Thread: Binomial Question or Counting Techniques?

Hi,

I have a basic probability question that I just cannot understand..

Three of twenty tyres in a store are defective. Four tyres are randomly selected for inspection. What is the probability that at least one defective tyre will be included?

I can think of two solutions but don't understand why they are different / give different answers:

1) There are 20C4 ways of choosing 4 tyres from 20. There are 17C4 ways of choosing 4 non-defective tyres.
Hence P(at least 1 defective tyre) = 1 - P(four non-defective tyres)
= 1 - 17C4 / 20C4
= 0.5087..

2) P(at least 1 defective tyre) = 1 - 4C0 * (3/20)^0*(17/20)^4
=1-(17/20)^4
=0.47799...

My intuition tells me the first method is correct, using counting techniques. But how come the second method (binomial distribution) does not work?
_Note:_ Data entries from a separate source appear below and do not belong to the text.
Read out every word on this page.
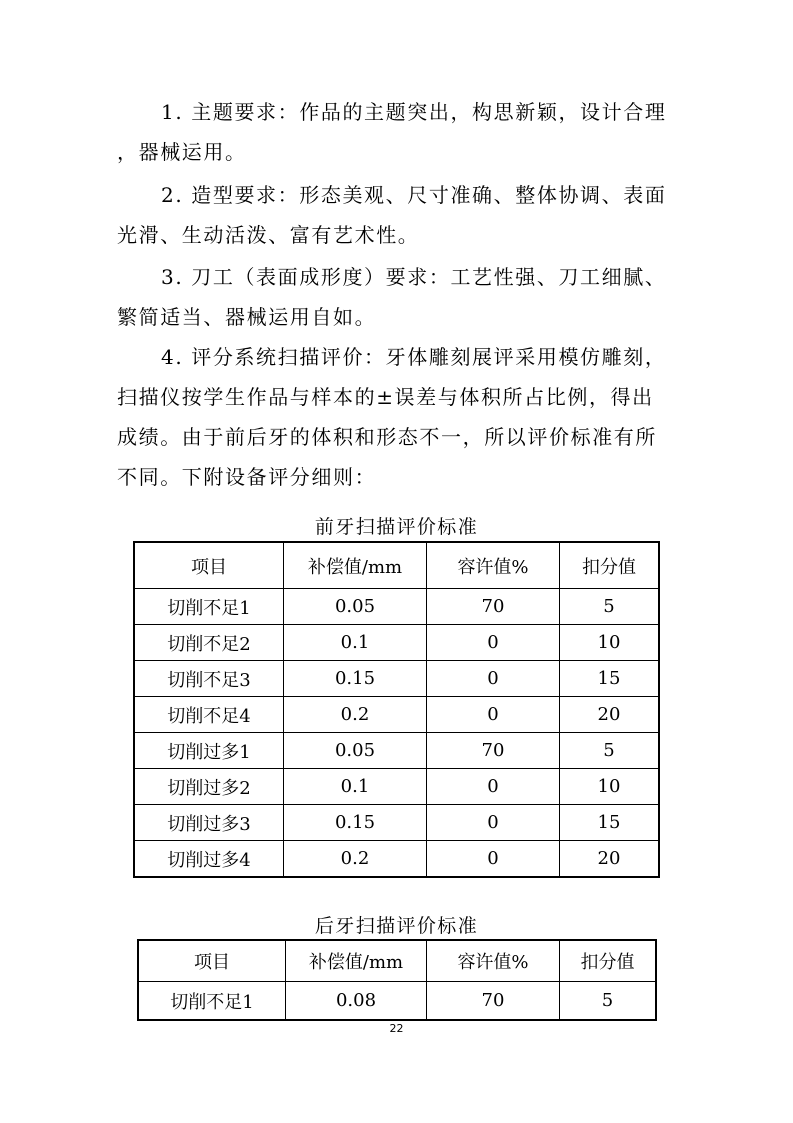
1. 主题要求：作品的主题突出，构思新颖，设计合理
，器械运用。
2. 造型要求：形态美观、尺寸准确、整体协调、表面
光滑、生动活泼、富有艺术性。
3. 刀工（表面成形度）要求：工艺性强、刀工细腻、
繁简适当、器械运用自如。
4. 评分系统扫描评价：牙体雕刻展评采用模仿雕刻，
扫描仪按学生作品与样本的±误差与体积所占比例，得出
成绩。由于前后牙的体积和形态不一，所以评价标准有所
不同。下附设备评分细则：
前牙扫描评价标准
项目	补偿值/mm	容许值%	扣分值
切削不足1	0.05	70	5
切削不足2	0.1	0	10
切削不足3	0.15	0	15
切削不足4	0.2	0	20
切削过多1	0.05	70	5
切削过多2	0.1	0	10
切削过多3	0.15	0	15
切削过多4	0.2	0	20
后牙扫描评价标准
项目	补偿值/mm	容许值%	扣分值
切削不足1	0.08	70	5
22
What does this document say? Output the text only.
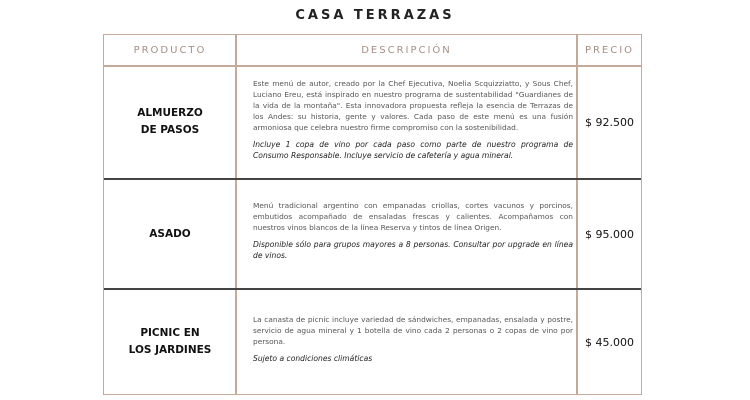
CASA TERRAZAS
PRODUCTO	DESCRIPCIÓN	PRECIO
ALMUERZO
DE PASOS

Este menú de autor, creado por la Chef Ejecutiva, Noelia Scquizziatto, y Sous Chef, Luciano Ereu, está inspirado en nuestro programa de sustentabilidad "Guardianes de la vida de la montaña". Esta innovadora propuesta refleja la esencia de Terrazas de los Andes: su historia, gente y valores. Cada paso de este menú es una fusión armoniosa que celebra nuestro firme compromiso con la sostenibilidad.

Incluye 1 copa de vino por cada paso como parte de nuestro programa de Consumo Responsable. Incluye servicio de cafetería y agua mineral.

$ 92.500
ASADO

Menú tradicional argentino con empanadas criollas, cortes vacunos y porcinos, embutidos acompañado de ensaladas frescas y calientes. Acompañamos con nuestros vinos blancos de la línea Reserva y tintos de línea Origen.

Disponible sólo para grupos mayores a 8 personas. Consultar por upgrade en línea de vinos.

$ 95.000
PICNIC EN
LOS JARDINES

La canasta de picnic incluye variedad de sándwiches, empanadas, ensalada y postre, servicio de agua mineral y 1 botella de vino cada 2 personas o 2 copas de vino por persona.

Sujeto a condiciones climáticas

$ 45.000
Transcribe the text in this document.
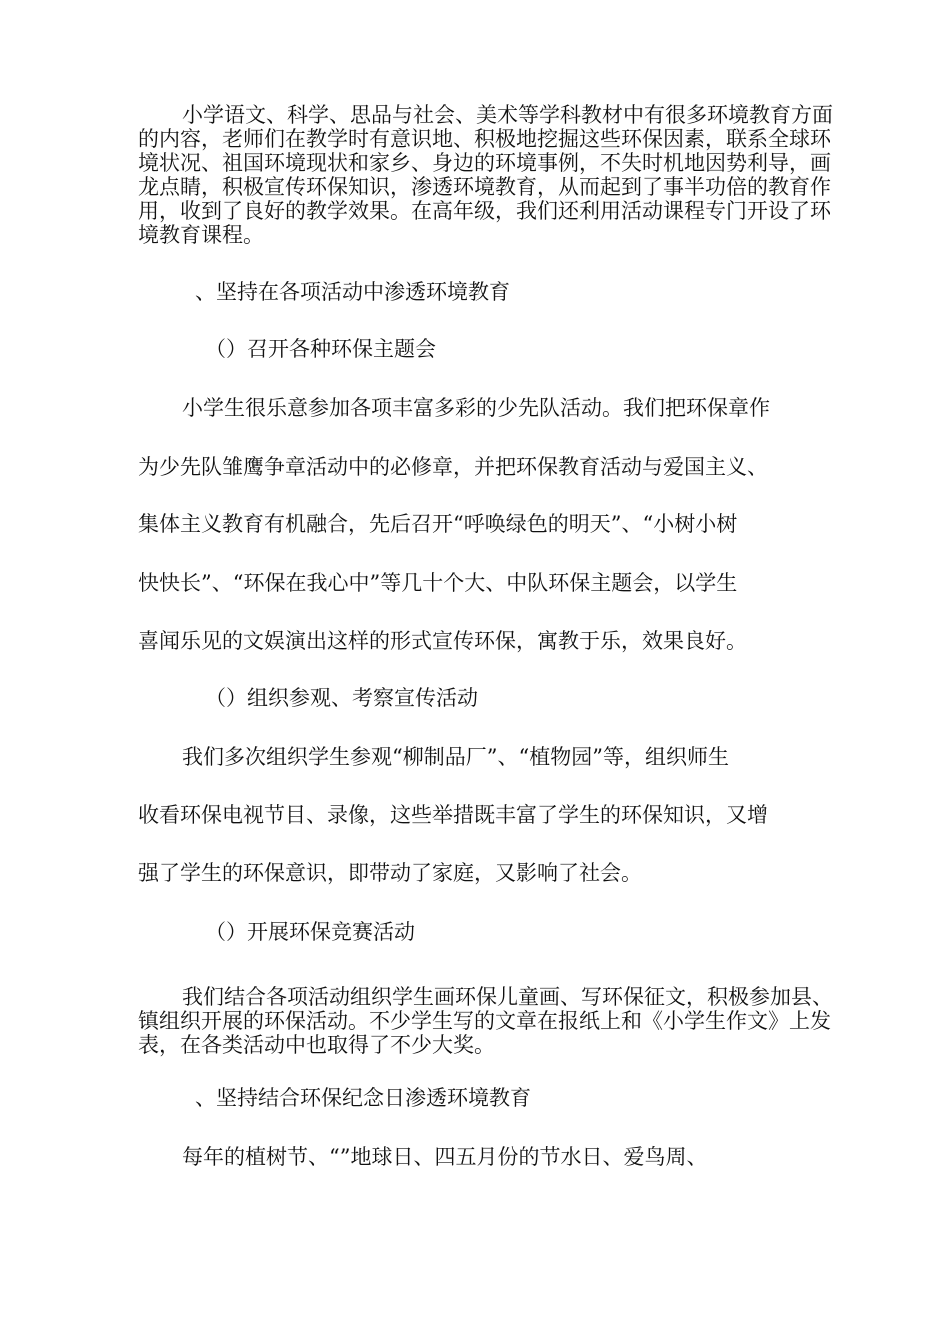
小学语文、科学、思品与社会、美术等学科教材中有很多环境教育方面的内容，老师们在教学时有意识地、积极地挖掘这些环保因素，联系全球环境状况、祖国环境现状和家乡、身边的环境事例，不失时机地因势利导，画龙点睛，积极宣传环保知识，渗透环境教育，从而起到了事半功倍的教育作用，收到了良好的教学效果。在高年级，我们还利用活动课程专门开设了环境教育课程。
、坚持在各项活动中渗透环境教育
（）召开各种环保主题会
小学生很乐意参加各项丰富多彩的少先队活动。我们把环保章作
为少先队雏鹰争章活动中的必修章，并把环保教育活动与爱国主义、
集体主义教育有机融合，先后召开“呼唤绿色的明天”、“小树小树
快快长”、“环保在我心中”等几十个大、中队环保主题会，以学生
喜闻乐见的文娱演出这样的形式宣传环保，寓教于乐，效果良好。
（）组织参观、考察宣传活动
我们多次组织学生参观“柳制品厂”、“植物园”等，组织师生
收看环保电视节目、录像，这些举措既丰富了学生的环保知识，又增
强了学生的环保意识，即带动了家庭，又影响了社会。
（）开展环保竞赛活动
我们结合各项活动组织学生画环保儿童画、写环保征文，积极参加县、镇组织开展的环保活动。不少学生写的文章在报纸上和《小学生作文》上发表，在各类活动中也取得了不少大奖。
、坚持结合环保纪念日渗透环境教育
每年的植树节、“”地球日、四五月份的节水日、爱鸟周、
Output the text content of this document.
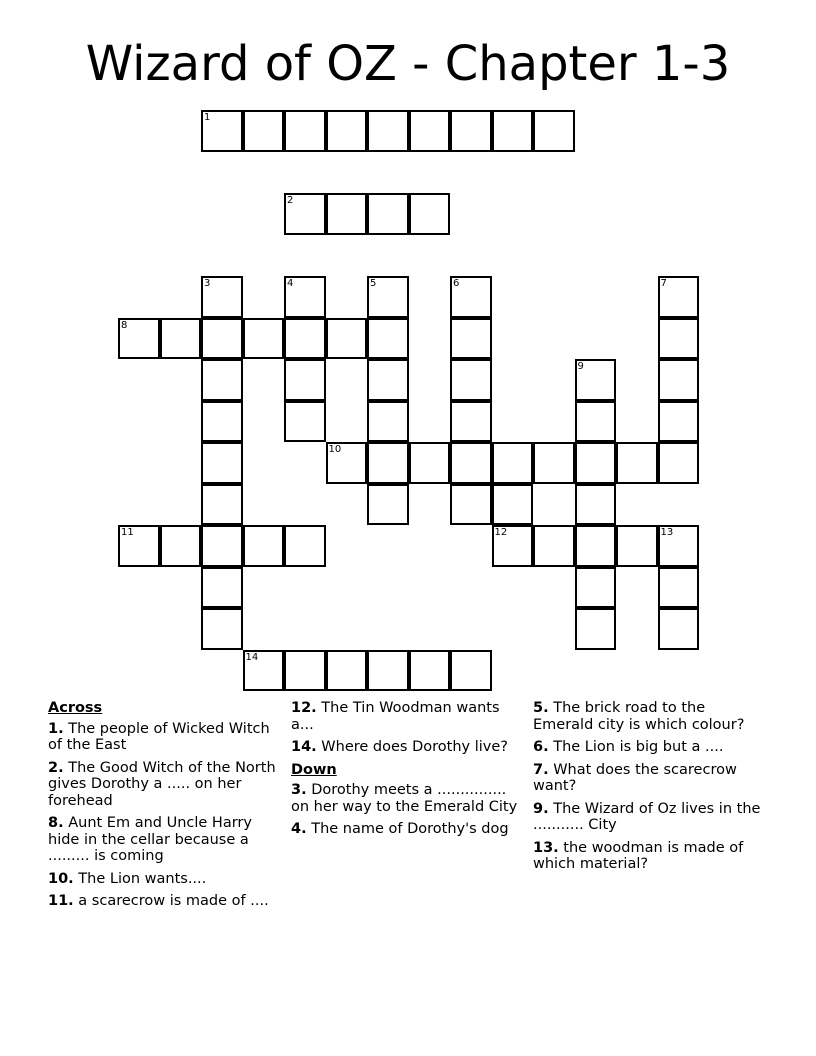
Wizard of OZ - Chapter 1-3
1
2
3	4	5	6	7
8
9
10
11	12	13
14
Across
1. The people of Wicked Witch of the East
2. The Good Witch of the North gives Dorothy a ..... on her forehead
8. Aunt Em and Uncle Harry hide in the cellar because a ......... is coming
10. The Lion wants....
11. a scarecrow is made of ....
12. The Tin Woodman wants a...
14. Where does Dorothy live?
Down
3. Dorothy meets a ............... on her way to the Emerald City
4. The name of Dorothy's dog
5. The brick road to the Emerald city is which colour?
6. The Lion is big but a ....
7. What does the scarecrow want?
9. The Wizard of Oz lives in the ........... City
13. the woodman is made of which material?
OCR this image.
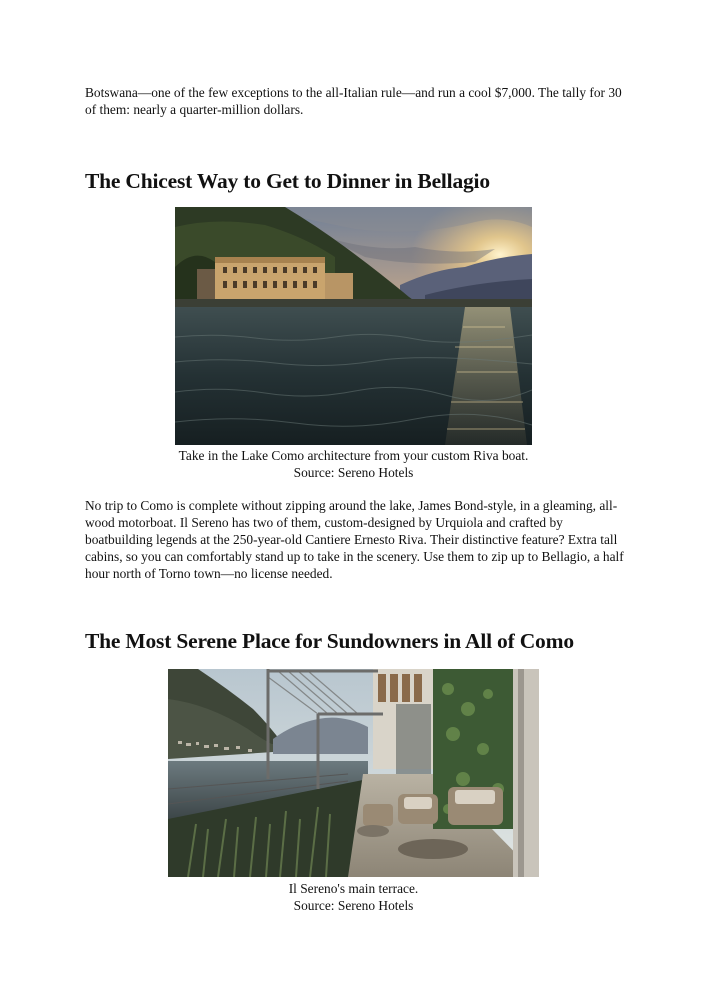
Botswana—one of the few exceptions to the all-Italian rule—and run a cool $7,000. The tally for 30 of them: nearly a quarter-million dollars.

The Chicest Way to Get to Dinner in Bellagio

Take in the Lake Como architecture from your custom Riva boat.

Source: Sereno Hotels

No trip to Como is complete without zipping around the lake, James Bond-style, in a gleaming, all-wood motorboat. Il Sereno has two of them, custom-designed by Urquiola and crafted by boatbuilding legends at the 250-year-old Cantiere Ernesto Riva. Their distinctive feature? Extra tall cabins, so you can comfortably stand up to take in the scenery. Use them to zip up to Bellagio, a half hour north of Torno town—no license needed.

The Most Serene Place for Sundowners in All of Como

Il Sereno's main terrace.

Source: Sereno Hotels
I know i have assumed that the rate of defect is 3/20, is this wrong?

Thanks everyone

The second method is wrong, because the probability is not the same as you pick tyres.

At first, the probability is 17/20, then 16/19, then 15/18, and last, 14/17.

You cannot use a binomial distribution since the events are dependent.

That said, the probability becomes the one in the first case.